Le Brésil va-t-il vers une seconde destitution un peu plus d'un an après celle de Rousseff ? En 24 h, le pays a entendu son président donner son accord au versement de pots-de-vin et vu l'un de ses alliés accusé de recevoir des valises de billets.

"Je n'ai acheté le silence de personne ! Je ne démissionnerai pas !" Dans une allocution télévisée, le président brésilien, Michel Temer, a rejeté les accusations de corruption qui pèsent sur lui. Jeudi 18 mai, le quotidien O Globo a successivement révélé l'existence d'un enregistrement et d'une vidéo compromettants pour Michel Temer et l'un de ses alliés.

Dans l'enregistrement consulté par O Globo, on entend Michel Temer s'entretenir avec le magnat de l'agroalimentaire Joesley Batista. Quand ce dernier déclare au président qu'il verse de l'argent à Eduardo Cunha, afin que ce dernier garde le silence, le président répond : "Vous devez continuer", rapporte le journal.

Eduardo Cunha, autrefois l'un des piliers du Parti du mouvement démocratique brésilien (centre droit), la formation de Michel Temer, affirme être en possession d'informations compromettantes concernant de hauts responsables politiques liés au vaste scandale de corruption Petrobras. C'est Joesley Batista lui-même, qui a présenté cet enregistrement aux procureurs dans le cadre de négociations avec la justice. Il est lui-même impliqué dans le scandale Petrobras.

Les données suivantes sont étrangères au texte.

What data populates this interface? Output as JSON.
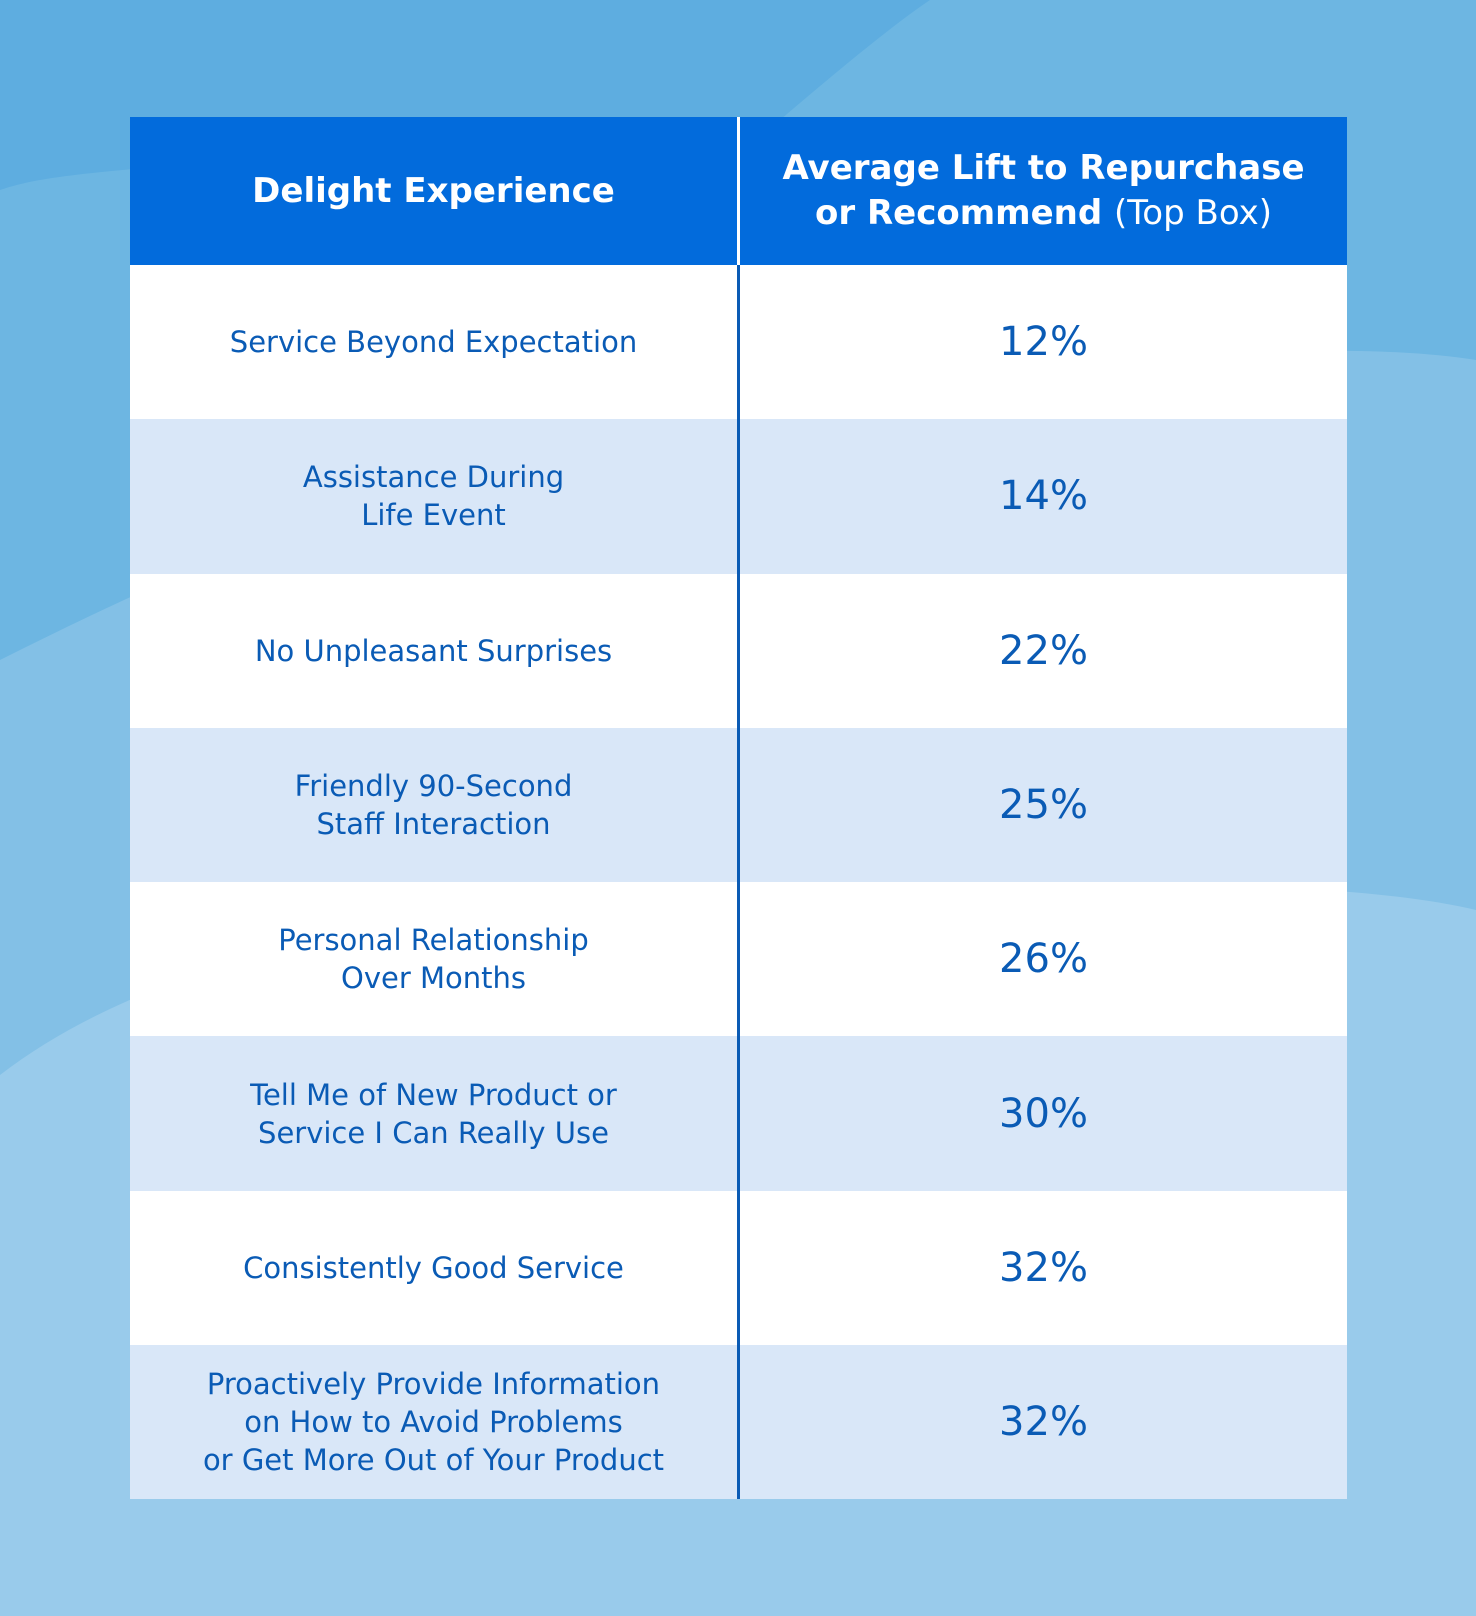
{
  "colors": {
    "header_bg": "#026bdc",
    "text": "#0a5bb5",
    "row_alt": "#d9e7f8",
    "row_plain": "#ffffff",
    "background": "#62aee0"
  },
  "header": {
    "col1": "Delight Experience",
    "col2_line1": "Average Lift to Repurchase",
    "col2_line2_bold": "or Recommend",
    "col2_line2_light": "(Top Box)"
  },
  "rows": [
    {
      "experience": "Service Beyond Expectation",
      "lift": "12%"
    },
    {
      "experience": "Assistance During\nLife Event",
      "lift": "14%"
    },
    {
      "experience": "No Unpleasant Surprises",
      "lift": "22%"
    },
    {
      "experience": "Friendly 90-Second\nStaff Interaction",
      "lift": "25%"
    },
    {
      "experience": "Personal Relationship\nOver Months",
      "lift": "26%"
    },
    {
      "experience": "Tell Me of New Product or\nService I Can Really Use",
      "lift": "30%"
    },
    {
      "experience": "Consistently Good Service",
      "lift": "32%"
    },
    {
      "experience": "Proactively Provide Information\non How to Avoid Problems\nor Get More Out of Your Product",
      "lift": "32%"
    }
  ]
}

Si la conversation ne semble contenir aucune preuve explosive à l'encontre du chef de l'État, au-delà de la conversation ambiguë, il ne s'agit là que d'une seule des pièces communiquées par Joesley Batista aux procureurs. D'autres éléments pourraient être prochainement diffusés. Selon Reuters, le fait que la Cour suprême, qui a vu tous les éléments transmis, autorise l'ouverture d'une enquête signifie que d'autres éléments peuvent impliquer Michel Temer. Signe de la confusion et de l'incertitude régnante, O Globo a annoncé – à tort – la démission du président. 

Aécio Neves et les valises de billets

Michel Temer n'est pas le seul homme que la vague de révélations d'O Globo a égratigné. Selon une vidéo révélée par le quotidien, l'influent sénateur Aécio Neves, adversaire malheureux de Dilma Rousseff à la présidentielle de 2014, aurait demandé 2 millions de réals (environ 570 000 euros) de pots-de-vin.

Le journal a publié des photos de vidéos, filmées par la police fédérale, où le cousin d'Aécio Neves récupère à plusieurs reprises une valise remplie de billets fournie par Joesley Batista. Selon ce dernier, l'argent devait servir à financer la défense d'Aecio Neves dans le cadre de son procès pour corruption. La police a ensuite localisé cet argent déposé sur le compte d'un autre sénateur de la même province qu'Aécio Neves.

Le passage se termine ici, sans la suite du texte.